Employee: “ok tank [sic] you”
Employer: “And thank you”
Employer: “I hope you enjoyed your days off and you can enjoy many more. Love you.”
Restaurant owner Bill McNally confirmed the firings in a statement to the outlet. He said there’s a “zero tolerance policy for no show/no call incidents and the 12 employees violated that policy.” McNally said he’d fired employers for no-showing work before.
The former kitchen staff don’t agree with the decision, though they claim not to be mad at him.
“They feel like he could’ve done something for them since they’d been working for him [for 2 years],” the friend said.
The dozen didn’t want the outlet to publish their names and faces, so it’s actually not specified if they’re noncitizens, documented or otherwise. The only article mentioned that they’re all Hispanic, and a friend translated on their behalf.
As things stand, the workers have little legal leverage since Oklahoma is an at-will employment state.

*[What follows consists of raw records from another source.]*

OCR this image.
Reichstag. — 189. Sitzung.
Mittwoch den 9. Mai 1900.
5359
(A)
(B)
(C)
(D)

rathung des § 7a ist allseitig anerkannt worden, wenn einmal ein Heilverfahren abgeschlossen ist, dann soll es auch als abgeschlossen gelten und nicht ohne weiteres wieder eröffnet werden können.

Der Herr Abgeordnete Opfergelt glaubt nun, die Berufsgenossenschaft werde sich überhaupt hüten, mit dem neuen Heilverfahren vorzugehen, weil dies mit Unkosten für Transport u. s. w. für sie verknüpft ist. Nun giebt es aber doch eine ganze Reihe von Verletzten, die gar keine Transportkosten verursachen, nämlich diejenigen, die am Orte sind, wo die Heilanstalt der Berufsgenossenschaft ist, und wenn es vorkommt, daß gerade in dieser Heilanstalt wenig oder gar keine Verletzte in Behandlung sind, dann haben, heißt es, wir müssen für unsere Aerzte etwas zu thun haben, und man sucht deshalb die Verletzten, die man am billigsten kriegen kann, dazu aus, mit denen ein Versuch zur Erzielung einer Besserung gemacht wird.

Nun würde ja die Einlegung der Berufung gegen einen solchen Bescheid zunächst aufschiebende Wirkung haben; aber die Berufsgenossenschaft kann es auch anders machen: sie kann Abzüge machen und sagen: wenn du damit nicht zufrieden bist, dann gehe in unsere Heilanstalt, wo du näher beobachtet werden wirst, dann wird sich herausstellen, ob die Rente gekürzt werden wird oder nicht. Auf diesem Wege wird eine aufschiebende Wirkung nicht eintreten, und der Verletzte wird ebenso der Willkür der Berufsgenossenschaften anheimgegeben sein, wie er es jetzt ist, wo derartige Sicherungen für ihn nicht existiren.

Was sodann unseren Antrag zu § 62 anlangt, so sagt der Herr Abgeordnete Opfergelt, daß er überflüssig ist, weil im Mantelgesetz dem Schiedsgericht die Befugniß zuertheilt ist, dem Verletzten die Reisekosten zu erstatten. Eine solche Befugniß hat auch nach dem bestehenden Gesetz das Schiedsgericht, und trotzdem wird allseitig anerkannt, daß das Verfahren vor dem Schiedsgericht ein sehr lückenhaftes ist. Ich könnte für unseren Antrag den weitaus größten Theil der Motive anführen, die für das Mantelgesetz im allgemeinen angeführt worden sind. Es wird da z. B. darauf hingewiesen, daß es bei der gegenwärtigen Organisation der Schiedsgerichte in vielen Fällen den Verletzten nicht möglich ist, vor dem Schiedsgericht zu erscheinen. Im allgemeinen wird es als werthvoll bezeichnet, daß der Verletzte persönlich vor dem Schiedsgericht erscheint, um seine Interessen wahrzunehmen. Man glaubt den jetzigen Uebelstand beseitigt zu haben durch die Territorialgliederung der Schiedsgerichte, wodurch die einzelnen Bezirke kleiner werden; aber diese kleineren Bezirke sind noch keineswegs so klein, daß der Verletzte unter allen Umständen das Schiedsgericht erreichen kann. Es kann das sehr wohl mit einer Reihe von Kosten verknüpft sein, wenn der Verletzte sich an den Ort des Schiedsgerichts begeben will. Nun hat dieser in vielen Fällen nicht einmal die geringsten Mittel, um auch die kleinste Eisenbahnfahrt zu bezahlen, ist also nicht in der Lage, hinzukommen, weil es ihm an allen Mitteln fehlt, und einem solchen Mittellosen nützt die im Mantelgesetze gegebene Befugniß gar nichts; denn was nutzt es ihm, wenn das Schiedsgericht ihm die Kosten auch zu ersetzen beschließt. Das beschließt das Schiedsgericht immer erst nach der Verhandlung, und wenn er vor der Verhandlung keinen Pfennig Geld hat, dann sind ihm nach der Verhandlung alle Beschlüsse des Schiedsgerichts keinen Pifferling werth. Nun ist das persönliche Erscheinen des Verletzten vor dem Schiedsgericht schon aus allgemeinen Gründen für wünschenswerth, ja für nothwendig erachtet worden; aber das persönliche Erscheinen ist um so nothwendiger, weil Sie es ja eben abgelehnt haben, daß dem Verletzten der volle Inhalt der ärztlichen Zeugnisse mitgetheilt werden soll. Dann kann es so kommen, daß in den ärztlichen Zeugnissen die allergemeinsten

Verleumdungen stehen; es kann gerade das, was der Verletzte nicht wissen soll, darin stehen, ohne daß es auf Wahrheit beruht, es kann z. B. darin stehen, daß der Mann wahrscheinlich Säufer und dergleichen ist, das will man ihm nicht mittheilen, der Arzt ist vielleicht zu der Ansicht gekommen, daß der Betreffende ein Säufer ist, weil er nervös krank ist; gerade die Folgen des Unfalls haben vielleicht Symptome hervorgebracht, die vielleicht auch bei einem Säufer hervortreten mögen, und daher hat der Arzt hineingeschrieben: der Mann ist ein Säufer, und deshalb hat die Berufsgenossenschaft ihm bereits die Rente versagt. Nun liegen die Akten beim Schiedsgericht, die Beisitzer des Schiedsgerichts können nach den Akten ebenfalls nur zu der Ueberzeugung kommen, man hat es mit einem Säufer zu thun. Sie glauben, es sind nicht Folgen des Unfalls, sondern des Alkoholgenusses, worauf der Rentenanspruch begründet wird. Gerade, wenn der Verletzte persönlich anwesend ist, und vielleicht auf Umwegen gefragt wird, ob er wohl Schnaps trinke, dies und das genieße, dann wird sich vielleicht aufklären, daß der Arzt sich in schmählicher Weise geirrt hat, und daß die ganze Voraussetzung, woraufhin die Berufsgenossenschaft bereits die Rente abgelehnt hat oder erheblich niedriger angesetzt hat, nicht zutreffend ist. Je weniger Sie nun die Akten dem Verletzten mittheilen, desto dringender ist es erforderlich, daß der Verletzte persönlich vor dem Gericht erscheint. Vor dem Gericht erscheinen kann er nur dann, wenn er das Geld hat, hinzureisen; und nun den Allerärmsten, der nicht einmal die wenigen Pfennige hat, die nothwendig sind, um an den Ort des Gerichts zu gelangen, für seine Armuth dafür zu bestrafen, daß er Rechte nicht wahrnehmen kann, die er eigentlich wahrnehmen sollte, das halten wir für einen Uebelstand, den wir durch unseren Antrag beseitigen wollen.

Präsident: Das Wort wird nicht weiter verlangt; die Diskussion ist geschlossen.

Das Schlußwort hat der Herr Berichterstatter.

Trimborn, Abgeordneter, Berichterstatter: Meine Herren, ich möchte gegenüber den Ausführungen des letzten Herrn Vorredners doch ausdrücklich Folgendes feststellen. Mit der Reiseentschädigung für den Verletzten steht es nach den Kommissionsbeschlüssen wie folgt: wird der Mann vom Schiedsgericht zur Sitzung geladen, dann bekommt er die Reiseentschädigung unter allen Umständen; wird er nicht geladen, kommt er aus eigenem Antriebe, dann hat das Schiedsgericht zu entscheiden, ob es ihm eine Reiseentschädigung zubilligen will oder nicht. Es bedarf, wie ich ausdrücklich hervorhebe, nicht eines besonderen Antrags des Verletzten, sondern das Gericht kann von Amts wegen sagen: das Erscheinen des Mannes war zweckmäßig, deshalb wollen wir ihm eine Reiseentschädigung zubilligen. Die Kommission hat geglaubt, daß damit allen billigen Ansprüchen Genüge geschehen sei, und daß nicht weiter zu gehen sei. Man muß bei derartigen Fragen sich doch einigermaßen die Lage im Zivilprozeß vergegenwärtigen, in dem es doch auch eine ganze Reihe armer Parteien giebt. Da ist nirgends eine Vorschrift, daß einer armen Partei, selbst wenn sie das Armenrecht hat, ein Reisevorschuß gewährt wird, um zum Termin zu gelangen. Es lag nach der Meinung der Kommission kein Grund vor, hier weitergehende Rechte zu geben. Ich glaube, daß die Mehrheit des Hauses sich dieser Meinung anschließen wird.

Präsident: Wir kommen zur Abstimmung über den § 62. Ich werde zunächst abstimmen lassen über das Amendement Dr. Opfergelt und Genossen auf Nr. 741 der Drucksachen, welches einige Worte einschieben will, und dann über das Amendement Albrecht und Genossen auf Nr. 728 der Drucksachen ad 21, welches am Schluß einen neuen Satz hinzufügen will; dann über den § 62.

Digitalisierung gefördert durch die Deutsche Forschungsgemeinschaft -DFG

Employment law and personal injury attorney Rosemarie Arnold laid out the dynamics at play here.
“You are right about it being an at-will employment state and therefore anyone who was fired as a result of taking off on that day will have no recourse unless they were fired specifically because they are Hispanic, which is a protected class,” she told Law Newz. “That would be very difficult to prove. You can’t just take off from work to protest if your employer tells you you have to be at work. It’s the same thing as taking off because you want to go to the beach or because you want to go to a parade or take part in any other for cause or non-cause event.”
Update – Feb. 19, 1:45 p.m.: Added legal analysis.